Robin Li promoted Wang Haifeng, a top scholar in deep learning and computer linguistics, to the position of Chief Technology Officer, even though Wang still heads the two old departments he has been heading for over a year now, the Artificial Intelligence Group and Technology Group.
The person who replaced the company veteran Xiang was Shen Dou, an executive put in charge of many different businesses in the past and the mastermind behind Baidu’s successful content publishing platform Baijiahao (much like WeChat Official Accounts and Medium). Shen now heads Mobile Ecology Group, a restructured group mainly consisting of the previous search business, and gained the Estaff status.
Along with Wang and Shen’s promotion, a few new executives was brought up internally and in from outside to change Baidu’s culture yet again.
Baidu declined comments on the management changes when contacted by Pingwest.
Most analysts were bullish on Baidu’s future when Google retreated from the market a decade ago. However, times have changed. Slowdown in online advertising (both PC and Mobile) is increasingly hurting Baidu, causing its growth rate continues to slow.

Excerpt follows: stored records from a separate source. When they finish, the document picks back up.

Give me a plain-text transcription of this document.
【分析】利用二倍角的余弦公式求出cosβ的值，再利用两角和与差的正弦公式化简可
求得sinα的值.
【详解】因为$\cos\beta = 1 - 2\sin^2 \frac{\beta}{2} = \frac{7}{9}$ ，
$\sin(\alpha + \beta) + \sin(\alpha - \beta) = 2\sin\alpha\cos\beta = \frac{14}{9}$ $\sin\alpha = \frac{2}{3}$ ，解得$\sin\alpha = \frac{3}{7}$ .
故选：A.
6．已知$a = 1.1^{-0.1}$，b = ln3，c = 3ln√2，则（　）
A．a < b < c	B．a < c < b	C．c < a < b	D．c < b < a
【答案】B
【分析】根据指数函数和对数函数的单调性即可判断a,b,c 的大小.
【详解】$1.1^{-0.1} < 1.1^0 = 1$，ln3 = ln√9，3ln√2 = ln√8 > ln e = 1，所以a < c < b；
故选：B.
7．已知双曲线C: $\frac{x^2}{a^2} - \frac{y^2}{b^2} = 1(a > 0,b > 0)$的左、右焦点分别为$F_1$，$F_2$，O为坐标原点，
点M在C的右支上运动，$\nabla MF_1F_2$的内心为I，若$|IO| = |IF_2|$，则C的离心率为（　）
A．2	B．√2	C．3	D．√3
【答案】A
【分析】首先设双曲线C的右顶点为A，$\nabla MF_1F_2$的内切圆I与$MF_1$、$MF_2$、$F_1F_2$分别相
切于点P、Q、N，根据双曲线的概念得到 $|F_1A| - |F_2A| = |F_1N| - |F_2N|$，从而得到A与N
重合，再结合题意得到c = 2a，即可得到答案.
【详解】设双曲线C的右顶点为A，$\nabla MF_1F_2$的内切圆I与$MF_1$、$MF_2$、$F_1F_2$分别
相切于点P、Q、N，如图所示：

“An innovative company like Baidu need some reinvigorating to stay ahead of the curve. Its leader has signaled his intention to bet Baidu’s future on AI revolution, hoping they can be counted on to pay dividends in the future,” Sun said.
Baidu is trading at extreme discounted price, which has gone from its Oct 2017 peak $262 per share to $108.89 per share as of June 6 2019, its market cap has shrunk by nearly half from its prime.
“It is hard to say whether Baidu can made a great comeback in short term, considering the fact that the increasing competition from newly emerged rival such as Douyin in the short video and Toutiao in the news feed market (both of which are owned by Bytedance), management team has to find a strategy to address core problems such as falling growth rate and high cost of revenue,” Guotai Junan Securities claimed in a report, “Baidu's dominance in China's search market, combined with its future growth engine such as machine learning, autonomous driving should see the profit returned in longer term.”